И сейчас же в палату вошло человек десять – это были второкурсники и третьекурсники (правильнее сказать – курсанты второго и третьего года службы; об этом я догадался по нашивкам на их рукавах). Раньше я их не видел, а офицеры говорили, что они на картошке. Они были в странных сапогах с негнущимися голенищами и ступали не очень уверено, держась то за стены, то за спинки кроватей. Еще я заметил нездоровую бледность их лиц, на которых застыл отпечаток многодневной муки, словно переплавленной в какую-то невыразимую готовность; как ни неуместно это было, но в этот момент я вспомнил слова пионерского заклинания, которые мы с Митьком вместе со всеми повторяли в пионерлагере, на асфальтовой площадке, – вспомнил и понял, в чем именно, крича «Всегда готов!» – мы обманно уверяли себя, товарищей по линейке и прозрачное июльское утро.
Одну за другой курсанты выкатили в коридор койки, на которых мычали и извивались примотанные первогодки, и в комнате осталось только две – моя и стоявшая у окна, на которой лежал Митёк. Ремни не давали мне повернуть голову, но краем глаза я видел, что он лежит спокойно и вроде бы спит.
За нами пришли минут через десять, развернули ногами вперед и покатили по коридору. Один из курсантов толкал койку, а другой шел спиной вперед и тянул ее на себя; выглядело это так, словно он пятился по коридору, отталкивая несущуюся за ним койку. Мы зарулили в длинный узкий лифт с дверями с обеих сторон и поехали вверх, потом второкурсник пропятился от меня еще по одному коридору, и мы остановились возле обитой черным двери с большой коричневой табличкой, которую я не смог прочесть из-за своей неудобной позы. Дверь открылась, и меня вкатили в комнату, где под потолком висела огромная хрустальная люстра в виде авиабомбы, а по верхней части стены шла полоса выпуклого орнамента из серпов, молотов и увитых виноградом ваз.
С меня сняли ремни, и я приподнялся на локтях, стараясь не глядеть себе на ноги; передо мной в глубине комнаты стоял массивный письменный стол с зеленой лампой, освещенный косо падающим из высокого узкого окна серым светом. Сидящий за столом был от меня скрыт развернутым номером «Правды», с первой страницы которой глядело морщинистое лицо с добрыми лучистыми глазами, наведенными прямо на меня. Заскрипел линолеум пола, и рядом со моей койкой затормозила койка Митька.
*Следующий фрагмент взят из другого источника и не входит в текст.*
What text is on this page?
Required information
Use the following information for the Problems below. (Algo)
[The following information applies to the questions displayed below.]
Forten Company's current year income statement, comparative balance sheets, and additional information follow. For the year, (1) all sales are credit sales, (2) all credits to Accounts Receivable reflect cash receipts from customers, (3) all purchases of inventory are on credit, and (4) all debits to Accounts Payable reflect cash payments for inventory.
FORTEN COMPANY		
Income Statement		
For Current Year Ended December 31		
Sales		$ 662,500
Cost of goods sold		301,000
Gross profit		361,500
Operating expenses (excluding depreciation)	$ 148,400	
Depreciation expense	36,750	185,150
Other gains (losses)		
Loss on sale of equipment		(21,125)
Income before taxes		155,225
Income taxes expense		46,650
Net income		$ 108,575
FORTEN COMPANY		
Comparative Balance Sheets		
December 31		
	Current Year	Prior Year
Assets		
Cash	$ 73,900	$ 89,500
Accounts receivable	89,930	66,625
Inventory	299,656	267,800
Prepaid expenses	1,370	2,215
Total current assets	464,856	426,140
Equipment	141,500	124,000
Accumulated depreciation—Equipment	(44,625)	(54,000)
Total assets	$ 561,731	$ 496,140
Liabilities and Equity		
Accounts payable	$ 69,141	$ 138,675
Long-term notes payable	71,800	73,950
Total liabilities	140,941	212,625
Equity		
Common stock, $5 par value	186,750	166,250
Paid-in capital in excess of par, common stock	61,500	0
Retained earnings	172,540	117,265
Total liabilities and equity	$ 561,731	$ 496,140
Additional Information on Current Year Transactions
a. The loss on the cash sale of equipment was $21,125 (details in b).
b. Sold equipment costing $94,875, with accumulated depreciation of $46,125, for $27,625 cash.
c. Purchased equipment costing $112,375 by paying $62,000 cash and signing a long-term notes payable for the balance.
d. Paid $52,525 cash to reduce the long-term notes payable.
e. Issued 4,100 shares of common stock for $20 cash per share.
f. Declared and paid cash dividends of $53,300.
Газета несколько раз прошуршала переворачиваемыми страницами и легла на стол.
Перед нами сидел тот самый старичок со шрамом на лбу, который во время собеседования хватал меня за руку. Сейчас на нем был мундир генерал-лейтенанта с золотыми вениками на петлицах, волосы были тщательно приглажены, а взгляд был ясным и трезвым. И еще я заметил, что его лицо как бы повторяло лицо с обложки «Правды», которое глянуло на меня минуту назад; получилось совсем как в фильме, где вначале долго показывали одну икону, а потом на ее месте постепенно возникла другая – изображения были похожие, но разные, и из-за того, что момент перехода был размазан, казалось, что икона меняется на глазах.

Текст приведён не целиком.